Regisseur Christopher Nolan, der gemeinsam mit seinem Bruder Jonathan das Drehbuch zu "The Dark Knight" schrieb, ist für Anspruchsvolles bekannt. Schon mit dem Vorgänger "Batman Begins" gelang ihm vor drei Jahren eine faszinierend finstere Wiederbelebung der zum albernen Kinder-Spektakel verkommenen Comicverfilmungen um den nächtlichen Rächer. Was er jetzt abgeliefert hat, ist ein Meisterwerk. Die Geschichte ist wendungsreich, die Besetzung - auch Michael Caine, Maggie Gyllenhaal und Morgen Freeman sind mit von der Partie - hervorragend, die Dialoge klug, die Action erstklassig. Die Verfolgungsjagden ließ Nolan mit IMAX-Kameras drehen. Diese überlegene Technik wurde noch nie zuvor in einem traditionellen Kinostreifen eingesetzt, das Ergebnis: atemberaubend! Sehr zurückhaltend agiert Christian Bale als von Selbstzweifeln geplagter Fledermausmann. Aaron Eckhart, bislang in kleineren Produktionen wie "Thank You For Smoking" positiv aufgefallen, dürfte sich als Staatsanwalt, der sich zum Schurken "Two Face" wandelt, nach ganz oben katapultiert haben.

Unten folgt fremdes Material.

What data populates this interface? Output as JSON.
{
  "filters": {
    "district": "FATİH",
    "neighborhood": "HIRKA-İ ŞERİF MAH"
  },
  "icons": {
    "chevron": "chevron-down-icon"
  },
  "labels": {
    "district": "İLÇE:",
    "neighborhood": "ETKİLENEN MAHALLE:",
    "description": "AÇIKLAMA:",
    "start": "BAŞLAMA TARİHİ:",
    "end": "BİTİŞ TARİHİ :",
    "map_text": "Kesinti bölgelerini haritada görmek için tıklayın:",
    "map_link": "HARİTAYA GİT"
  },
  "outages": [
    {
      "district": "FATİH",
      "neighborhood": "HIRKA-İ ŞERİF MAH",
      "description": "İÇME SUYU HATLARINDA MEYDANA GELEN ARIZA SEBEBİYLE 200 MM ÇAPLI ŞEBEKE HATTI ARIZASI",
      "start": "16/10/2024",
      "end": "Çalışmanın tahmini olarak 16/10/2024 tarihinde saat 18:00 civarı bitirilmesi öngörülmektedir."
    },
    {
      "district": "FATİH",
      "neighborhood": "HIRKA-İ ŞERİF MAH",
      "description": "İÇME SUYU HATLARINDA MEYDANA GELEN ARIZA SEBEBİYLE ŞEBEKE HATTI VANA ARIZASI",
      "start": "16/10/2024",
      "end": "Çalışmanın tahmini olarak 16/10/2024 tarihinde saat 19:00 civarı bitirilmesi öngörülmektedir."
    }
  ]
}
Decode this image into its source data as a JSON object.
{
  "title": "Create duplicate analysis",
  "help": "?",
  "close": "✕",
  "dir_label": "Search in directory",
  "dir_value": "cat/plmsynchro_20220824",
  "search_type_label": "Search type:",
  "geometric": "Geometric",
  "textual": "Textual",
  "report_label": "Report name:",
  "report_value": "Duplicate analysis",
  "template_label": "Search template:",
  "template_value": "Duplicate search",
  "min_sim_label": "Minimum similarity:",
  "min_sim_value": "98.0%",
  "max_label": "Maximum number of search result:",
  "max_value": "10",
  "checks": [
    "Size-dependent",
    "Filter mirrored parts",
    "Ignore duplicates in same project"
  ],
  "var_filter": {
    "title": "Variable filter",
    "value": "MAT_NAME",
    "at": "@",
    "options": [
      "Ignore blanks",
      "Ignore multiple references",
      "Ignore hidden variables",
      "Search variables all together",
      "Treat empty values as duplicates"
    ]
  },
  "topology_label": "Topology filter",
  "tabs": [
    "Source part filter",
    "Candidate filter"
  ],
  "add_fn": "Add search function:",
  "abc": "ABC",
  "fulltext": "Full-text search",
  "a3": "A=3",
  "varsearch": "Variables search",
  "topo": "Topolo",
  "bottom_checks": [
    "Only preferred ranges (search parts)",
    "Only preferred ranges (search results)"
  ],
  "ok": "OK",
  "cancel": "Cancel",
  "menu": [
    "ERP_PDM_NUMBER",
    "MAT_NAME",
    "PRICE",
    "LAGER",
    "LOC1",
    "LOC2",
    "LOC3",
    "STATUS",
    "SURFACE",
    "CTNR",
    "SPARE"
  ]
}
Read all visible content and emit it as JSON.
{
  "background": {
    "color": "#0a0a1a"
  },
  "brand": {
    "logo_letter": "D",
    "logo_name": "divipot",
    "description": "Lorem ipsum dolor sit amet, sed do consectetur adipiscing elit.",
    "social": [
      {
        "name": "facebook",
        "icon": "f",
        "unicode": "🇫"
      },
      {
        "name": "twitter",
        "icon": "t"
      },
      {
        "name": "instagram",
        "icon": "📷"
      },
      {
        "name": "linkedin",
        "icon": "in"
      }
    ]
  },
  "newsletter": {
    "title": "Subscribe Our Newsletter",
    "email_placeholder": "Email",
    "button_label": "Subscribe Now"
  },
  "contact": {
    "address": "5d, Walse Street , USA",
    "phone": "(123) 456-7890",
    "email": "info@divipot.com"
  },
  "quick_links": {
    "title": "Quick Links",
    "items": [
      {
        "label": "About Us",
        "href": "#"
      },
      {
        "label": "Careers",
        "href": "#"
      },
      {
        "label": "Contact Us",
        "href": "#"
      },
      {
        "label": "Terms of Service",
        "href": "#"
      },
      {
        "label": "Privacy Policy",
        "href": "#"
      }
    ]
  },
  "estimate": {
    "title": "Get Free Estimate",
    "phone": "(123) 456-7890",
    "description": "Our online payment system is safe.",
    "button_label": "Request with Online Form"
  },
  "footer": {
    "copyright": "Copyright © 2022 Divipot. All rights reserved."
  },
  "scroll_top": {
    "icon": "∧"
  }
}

Der wahre Star ist jedoch Heath Ledger in seiner letzten Rolle: Als Joker beherrscht er den Film. Der 28-Jährige war im Januar an einer Überdosis Medikamente gestorben. Jetzt überlegt man in Hollywood, ihn posthum für den Oscar zu nominieren. Sein Kollege Michael Caine schwärmte gar: "Er ist ohne Frage der beste Bösewicht, den ich je auf der Leinwand gesehen habe."